Resilience Economics Formed To Focus on Climate Risk

Images depicting climates thunderstorms in the ocean a hurricane a yellow orange sky and a blue sky with puffy white clouds

November 02, 2017 |

Images depicting climates thunderstorms in the ocean a hurricane a yellow orange sky and a blue sky with puffy white clouds

Cedent Ltd. and Nephila Capital Ltd. have launched Resilience Economics Ltd., a corporate finance advisory firm focused on climate risk. The joint venture will use advanced data science to structure new and innovative climate risk capital solutions for prominent institutions and governments around the world. Resilience Economics will combine Nephila's leading track record in weather risk with Cedent's insurance and technology expertise.

The focus will be on expanding into sectors outside of energy that have climate exposure and need an advisory partner to help them quantify and manage that risk through a variety of solutions, include the following.

  • Climate insurance
  • Climate derivatives
  • Climate risk financing swaps
  • Contingent credit facilities
  • Credit guarantees

The Resilience Economics website states that their "solutions are geared towards enterprise risk management, capital strengthening, managing cashflow volatility, enhancing credit, providing additional liquidity requirements, and strengthening corporate governance."

The National Center of Atmospheric Research estimates that the US economy alone can vary up or down by $240 billion annually due to day-to-day (noncatastrophic) weather fluctuations, yet Resilience Economics estimates that today's total risk transferred into the insurance industry stands at a mere $3 billion.

"We believe good advice around quantification and transfer of weather and climate risk is the critical key to unlocking the market potential," said Barney Schauble, managing partner at Nephila.

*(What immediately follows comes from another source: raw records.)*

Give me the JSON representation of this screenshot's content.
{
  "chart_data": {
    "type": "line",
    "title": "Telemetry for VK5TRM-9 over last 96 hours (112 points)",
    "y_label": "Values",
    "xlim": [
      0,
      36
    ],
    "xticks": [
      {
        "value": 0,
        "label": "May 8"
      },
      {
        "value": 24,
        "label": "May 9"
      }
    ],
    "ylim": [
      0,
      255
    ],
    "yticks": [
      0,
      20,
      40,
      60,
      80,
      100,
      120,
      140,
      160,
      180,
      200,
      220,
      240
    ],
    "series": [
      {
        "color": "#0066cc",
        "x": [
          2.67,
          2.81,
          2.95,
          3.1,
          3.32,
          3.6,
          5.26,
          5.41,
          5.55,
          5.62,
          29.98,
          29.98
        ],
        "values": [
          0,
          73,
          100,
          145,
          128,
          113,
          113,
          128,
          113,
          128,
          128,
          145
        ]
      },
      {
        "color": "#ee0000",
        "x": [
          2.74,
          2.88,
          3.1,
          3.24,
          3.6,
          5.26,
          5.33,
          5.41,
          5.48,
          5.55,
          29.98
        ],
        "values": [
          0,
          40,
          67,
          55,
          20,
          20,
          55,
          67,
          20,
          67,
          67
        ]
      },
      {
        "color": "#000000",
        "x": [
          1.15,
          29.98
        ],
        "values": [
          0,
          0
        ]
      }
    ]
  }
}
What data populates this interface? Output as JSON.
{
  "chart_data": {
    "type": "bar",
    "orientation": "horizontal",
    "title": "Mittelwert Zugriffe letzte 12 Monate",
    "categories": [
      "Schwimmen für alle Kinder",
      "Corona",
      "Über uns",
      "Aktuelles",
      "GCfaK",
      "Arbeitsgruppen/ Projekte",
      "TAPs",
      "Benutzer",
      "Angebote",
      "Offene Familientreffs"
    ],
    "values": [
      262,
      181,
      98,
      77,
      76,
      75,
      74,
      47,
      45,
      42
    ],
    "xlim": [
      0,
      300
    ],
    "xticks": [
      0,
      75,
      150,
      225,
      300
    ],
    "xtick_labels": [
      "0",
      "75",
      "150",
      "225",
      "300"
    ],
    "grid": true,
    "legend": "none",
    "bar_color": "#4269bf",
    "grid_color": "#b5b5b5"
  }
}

Michael Coles of Cedent said, "More than 1,000 CEOs and CFOs of public companies disclosed that adverse weather directly drove poor financial results on earnings calls with stakeholders so far this year. A few decades ago, businesses did not transfer the risk of fluctuations in currencies, interest rates, or commodity prices, but eventually stakeholders deemed risk retention unacceptable once risk transfer markets developed. Climate risk retention may soon be deemed unacceptable and, if so, climate capital solutions will be the new imperative."